Now wrap all these functions and procedures in a package body, call it dept_cache and expose all the types and the dept_data function (by putting them in the package header).  There is no need to expose any of the other procedures.

Now, if you want to get department data, you just call the dept_data function.

   DECLARE
      l_dept_data   dept_cache.department_tp;
   BEGIN
      l_dept_data := dept_cache.dept_data (’10’);
   END;

Notice how the whole caching logic is completely transparent for the users of your package.  Nobody knows that it is using a cache (and neither should they have to know).

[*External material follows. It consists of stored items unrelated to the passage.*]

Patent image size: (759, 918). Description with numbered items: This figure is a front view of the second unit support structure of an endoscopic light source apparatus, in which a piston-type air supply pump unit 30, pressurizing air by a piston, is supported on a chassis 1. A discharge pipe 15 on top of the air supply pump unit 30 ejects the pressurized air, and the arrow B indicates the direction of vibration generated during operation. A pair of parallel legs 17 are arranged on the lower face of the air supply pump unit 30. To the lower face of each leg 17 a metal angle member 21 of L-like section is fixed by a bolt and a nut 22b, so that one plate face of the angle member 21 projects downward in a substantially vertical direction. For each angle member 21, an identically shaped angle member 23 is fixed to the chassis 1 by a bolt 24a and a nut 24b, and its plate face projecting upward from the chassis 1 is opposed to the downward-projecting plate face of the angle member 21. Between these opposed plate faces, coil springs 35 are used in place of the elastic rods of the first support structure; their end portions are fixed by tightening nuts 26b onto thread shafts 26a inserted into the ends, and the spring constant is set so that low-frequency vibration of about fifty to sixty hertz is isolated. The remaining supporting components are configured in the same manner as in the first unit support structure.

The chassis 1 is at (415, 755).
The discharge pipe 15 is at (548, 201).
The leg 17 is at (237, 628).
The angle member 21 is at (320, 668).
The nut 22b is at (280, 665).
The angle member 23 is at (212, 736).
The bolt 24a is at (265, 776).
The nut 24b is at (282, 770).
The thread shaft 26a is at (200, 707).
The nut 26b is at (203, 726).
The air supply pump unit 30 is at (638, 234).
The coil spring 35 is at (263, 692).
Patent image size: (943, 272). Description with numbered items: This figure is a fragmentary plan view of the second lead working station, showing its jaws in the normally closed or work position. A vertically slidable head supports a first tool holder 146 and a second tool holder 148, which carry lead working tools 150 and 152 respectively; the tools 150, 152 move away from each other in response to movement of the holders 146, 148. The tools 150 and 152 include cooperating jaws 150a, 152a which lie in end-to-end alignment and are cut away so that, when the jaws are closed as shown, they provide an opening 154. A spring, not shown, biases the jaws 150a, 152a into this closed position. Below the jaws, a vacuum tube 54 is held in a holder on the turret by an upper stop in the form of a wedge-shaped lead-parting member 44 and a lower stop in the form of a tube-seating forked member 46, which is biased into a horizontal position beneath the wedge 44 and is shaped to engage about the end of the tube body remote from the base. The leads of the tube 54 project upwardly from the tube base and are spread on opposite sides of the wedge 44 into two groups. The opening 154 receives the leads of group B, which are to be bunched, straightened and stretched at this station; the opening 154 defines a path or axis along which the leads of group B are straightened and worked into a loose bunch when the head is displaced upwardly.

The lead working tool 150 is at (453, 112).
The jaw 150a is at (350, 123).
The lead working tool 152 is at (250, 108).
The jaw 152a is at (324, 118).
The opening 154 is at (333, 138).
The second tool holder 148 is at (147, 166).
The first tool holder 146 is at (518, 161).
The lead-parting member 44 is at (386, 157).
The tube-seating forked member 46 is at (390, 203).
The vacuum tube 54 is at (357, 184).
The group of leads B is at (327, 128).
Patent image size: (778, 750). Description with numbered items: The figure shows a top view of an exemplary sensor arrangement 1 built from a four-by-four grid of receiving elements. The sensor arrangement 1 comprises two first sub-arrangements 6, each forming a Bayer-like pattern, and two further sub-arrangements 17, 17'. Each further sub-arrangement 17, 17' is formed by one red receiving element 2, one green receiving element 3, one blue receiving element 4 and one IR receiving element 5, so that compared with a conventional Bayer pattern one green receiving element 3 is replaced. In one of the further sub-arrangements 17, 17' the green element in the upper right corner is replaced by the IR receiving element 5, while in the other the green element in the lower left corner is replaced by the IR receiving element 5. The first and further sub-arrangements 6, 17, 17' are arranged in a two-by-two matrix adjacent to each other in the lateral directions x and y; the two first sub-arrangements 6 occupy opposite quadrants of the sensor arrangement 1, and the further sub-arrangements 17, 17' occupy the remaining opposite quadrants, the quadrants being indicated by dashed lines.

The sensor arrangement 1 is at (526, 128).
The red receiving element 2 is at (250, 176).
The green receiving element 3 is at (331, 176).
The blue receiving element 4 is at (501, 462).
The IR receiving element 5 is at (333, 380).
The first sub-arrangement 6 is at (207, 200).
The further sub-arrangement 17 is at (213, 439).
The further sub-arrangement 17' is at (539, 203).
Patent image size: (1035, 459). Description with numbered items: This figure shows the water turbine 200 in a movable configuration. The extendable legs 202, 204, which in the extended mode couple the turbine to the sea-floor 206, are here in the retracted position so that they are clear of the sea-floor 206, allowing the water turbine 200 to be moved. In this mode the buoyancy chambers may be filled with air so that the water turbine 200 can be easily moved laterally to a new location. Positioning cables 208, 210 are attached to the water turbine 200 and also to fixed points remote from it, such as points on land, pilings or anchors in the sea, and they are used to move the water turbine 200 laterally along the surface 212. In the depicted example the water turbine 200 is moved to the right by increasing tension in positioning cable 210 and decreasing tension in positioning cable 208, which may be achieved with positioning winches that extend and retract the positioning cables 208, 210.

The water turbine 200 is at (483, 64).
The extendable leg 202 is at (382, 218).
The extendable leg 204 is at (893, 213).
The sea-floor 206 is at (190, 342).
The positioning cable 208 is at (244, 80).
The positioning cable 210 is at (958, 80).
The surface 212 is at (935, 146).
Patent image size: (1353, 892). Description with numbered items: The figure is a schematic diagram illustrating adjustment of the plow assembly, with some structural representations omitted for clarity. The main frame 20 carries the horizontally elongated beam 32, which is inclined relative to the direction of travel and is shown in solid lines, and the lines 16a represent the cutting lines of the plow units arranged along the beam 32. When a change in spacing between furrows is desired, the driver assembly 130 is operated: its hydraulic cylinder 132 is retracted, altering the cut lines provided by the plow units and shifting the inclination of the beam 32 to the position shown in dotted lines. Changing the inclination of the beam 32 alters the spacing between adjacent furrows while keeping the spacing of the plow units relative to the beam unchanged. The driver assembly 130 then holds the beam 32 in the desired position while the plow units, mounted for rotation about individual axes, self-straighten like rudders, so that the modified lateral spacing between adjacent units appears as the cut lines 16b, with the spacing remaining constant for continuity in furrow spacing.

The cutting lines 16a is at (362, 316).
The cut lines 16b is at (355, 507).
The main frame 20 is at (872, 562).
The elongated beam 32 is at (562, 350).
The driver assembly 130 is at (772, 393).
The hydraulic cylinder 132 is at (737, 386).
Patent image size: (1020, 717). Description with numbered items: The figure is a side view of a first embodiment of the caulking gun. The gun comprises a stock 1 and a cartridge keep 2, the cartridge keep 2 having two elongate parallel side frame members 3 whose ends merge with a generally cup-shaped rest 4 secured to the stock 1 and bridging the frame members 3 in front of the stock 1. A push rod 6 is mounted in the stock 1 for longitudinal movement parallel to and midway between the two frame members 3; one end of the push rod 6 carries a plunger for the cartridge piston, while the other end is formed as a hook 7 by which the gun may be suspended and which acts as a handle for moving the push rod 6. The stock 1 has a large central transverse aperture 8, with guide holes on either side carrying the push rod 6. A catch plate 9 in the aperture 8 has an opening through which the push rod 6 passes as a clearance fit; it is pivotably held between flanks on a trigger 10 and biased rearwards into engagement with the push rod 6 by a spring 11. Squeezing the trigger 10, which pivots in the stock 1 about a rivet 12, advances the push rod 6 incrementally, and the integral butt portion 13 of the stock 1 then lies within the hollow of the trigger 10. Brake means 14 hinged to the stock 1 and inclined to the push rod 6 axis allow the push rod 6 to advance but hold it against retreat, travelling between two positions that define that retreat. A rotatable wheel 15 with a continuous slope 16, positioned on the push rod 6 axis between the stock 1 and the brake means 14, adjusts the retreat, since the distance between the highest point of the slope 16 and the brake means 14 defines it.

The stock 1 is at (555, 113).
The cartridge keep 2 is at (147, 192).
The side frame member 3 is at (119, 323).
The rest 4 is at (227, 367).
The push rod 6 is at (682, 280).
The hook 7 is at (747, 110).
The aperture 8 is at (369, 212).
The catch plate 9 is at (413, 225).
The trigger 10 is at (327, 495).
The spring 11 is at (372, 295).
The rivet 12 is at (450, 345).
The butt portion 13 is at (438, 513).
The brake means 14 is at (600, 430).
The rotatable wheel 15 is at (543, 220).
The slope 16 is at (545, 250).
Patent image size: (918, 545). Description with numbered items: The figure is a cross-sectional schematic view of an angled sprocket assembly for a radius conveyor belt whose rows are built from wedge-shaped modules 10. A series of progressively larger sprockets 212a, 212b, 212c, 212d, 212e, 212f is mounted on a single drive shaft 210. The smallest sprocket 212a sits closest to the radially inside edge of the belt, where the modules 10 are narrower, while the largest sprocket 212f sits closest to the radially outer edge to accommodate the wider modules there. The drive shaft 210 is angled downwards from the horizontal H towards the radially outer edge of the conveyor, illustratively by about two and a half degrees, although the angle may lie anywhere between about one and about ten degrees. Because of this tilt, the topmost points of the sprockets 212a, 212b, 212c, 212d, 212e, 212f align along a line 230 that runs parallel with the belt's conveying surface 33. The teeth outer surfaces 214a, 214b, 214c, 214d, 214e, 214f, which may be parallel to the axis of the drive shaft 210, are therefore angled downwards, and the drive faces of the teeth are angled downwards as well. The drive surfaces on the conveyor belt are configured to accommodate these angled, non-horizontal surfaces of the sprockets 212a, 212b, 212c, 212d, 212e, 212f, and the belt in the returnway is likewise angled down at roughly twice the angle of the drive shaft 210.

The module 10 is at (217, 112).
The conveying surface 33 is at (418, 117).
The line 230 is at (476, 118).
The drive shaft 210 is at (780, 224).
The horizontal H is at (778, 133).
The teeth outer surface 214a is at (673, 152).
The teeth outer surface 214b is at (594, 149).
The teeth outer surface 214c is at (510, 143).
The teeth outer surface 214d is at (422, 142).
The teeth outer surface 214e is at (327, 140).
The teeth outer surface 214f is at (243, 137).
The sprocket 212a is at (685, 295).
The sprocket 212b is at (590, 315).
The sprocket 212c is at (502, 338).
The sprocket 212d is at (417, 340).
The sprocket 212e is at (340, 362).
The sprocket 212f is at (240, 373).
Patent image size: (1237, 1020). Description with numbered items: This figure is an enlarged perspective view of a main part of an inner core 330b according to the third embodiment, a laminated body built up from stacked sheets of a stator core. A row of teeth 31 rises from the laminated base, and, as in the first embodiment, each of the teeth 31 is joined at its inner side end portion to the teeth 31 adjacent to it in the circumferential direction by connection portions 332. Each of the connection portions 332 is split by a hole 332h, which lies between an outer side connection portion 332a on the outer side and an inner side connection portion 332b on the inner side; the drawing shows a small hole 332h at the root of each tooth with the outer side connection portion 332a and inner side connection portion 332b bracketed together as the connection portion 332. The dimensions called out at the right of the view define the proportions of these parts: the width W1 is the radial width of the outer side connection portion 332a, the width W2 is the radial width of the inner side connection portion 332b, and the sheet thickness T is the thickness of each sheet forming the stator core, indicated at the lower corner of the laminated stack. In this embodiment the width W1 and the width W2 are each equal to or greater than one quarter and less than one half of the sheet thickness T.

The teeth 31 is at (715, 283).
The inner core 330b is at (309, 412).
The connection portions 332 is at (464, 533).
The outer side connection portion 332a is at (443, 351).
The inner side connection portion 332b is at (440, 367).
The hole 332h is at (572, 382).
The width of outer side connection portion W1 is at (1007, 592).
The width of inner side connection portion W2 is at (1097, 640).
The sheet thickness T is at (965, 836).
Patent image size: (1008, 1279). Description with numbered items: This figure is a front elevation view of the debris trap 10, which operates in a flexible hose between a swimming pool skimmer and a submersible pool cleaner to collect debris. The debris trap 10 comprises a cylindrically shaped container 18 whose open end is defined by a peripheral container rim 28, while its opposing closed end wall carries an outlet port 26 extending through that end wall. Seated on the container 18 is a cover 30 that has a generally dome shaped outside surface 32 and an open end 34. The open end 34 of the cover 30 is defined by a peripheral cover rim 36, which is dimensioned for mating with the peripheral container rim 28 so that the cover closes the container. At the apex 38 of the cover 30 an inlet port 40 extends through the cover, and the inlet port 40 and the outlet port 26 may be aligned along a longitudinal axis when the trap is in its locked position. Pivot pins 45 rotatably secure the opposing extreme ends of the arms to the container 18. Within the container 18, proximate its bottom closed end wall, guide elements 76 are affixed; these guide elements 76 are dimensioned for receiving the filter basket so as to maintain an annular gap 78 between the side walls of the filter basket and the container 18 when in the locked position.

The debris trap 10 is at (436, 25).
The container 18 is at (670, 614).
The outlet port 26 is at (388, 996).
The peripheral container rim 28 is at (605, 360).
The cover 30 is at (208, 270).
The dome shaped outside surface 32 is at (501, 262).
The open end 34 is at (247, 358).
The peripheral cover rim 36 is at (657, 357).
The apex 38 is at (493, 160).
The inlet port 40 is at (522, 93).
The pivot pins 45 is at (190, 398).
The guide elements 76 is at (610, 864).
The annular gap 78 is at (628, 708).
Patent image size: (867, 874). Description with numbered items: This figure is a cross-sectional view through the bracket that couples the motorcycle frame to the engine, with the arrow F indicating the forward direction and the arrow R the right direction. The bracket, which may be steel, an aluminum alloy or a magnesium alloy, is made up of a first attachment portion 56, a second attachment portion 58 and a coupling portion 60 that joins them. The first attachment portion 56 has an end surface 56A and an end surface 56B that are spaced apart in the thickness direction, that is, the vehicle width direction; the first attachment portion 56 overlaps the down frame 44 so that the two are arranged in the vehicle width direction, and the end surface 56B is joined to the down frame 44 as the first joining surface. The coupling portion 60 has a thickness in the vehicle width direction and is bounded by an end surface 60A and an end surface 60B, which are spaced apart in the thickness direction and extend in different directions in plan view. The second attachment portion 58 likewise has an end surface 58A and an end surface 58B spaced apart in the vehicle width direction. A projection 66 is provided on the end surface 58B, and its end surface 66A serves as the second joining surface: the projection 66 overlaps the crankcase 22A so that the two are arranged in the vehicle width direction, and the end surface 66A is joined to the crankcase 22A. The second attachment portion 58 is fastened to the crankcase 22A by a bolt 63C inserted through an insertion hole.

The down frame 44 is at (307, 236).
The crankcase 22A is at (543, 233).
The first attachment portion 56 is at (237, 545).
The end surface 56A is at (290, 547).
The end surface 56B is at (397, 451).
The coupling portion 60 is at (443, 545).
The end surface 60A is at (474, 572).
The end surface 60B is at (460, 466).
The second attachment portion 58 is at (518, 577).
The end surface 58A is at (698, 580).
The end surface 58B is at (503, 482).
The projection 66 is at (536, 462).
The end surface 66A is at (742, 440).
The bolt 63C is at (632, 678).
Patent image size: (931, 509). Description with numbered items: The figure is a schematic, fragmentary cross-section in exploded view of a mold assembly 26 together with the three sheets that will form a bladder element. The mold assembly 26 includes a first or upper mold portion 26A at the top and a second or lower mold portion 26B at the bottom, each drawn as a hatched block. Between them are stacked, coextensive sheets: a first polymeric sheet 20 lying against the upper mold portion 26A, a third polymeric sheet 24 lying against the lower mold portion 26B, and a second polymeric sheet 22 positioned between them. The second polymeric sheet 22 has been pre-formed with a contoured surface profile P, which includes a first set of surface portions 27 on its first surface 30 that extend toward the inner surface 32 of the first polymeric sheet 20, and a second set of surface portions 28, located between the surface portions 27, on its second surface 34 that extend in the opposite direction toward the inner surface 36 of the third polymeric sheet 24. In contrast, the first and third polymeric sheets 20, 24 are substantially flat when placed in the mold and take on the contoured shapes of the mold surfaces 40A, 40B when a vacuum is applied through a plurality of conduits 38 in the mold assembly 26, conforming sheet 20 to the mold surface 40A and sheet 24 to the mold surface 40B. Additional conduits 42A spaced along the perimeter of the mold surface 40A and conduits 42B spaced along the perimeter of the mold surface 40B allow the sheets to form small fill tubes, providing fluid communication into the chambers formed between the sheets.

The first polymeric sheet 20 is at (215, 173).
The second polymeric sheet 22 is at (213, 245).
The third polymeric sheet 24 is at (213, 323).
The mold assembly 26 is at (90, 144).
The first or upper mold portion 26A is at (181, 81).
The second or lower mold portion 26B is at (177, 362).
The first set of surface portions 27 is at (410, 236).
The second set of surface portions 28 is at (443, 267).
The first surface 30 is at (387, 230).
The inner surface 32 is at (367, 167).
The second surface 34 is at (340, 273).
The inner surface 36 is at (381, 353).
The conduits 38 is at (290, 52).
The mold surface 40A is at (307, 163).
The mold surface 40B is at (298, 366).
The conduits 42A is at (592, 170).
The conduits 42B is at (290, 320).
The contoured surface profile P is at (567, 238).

When you get your collection of employee data you can now simply loop over the data and invoke dept_cache.dept_data passing in the DEPTNO of the record you are currently processing, e.g.:

   DECLARE
      l_dept_data   dept_cache.department_tp;
   BEGIN
      FOR emp_rec IN (SELECT *
                        FROM emp)
     LOOP
         l_dept_data := dept_cache.dept_data (emp_rec.deptno);
         DBMS_OUTPUT.put_line (   emp_rec.ename
                               || ‘ works in the ‘
                               || INITCAP (l_dept_data.NAME)
                               || ‘ department which is located
in ‘
                               || INITCAP (l_dept_data.LOCATION)
                              );
      ENDLOOP;
   END;

In order to find out how much of a performance gain this caching is giving us I conducted a little test.  We will query 200.000 records using the read_from_db function (note that you will have to make the read_from_db function temporarily public to be able to run the test).  Then we will do the same test using the dept_data function.  Here is what I get on my Test DB:

   Timings when reading 200000 records from the DB = 2132 ms
   Timings when reading 200000 records, using the cache = 238 ms

These results will obviously vary, depending on your DB (version, setup…) and the volume of data in your department table, but typically you will see a huge increase in speed when caching your data.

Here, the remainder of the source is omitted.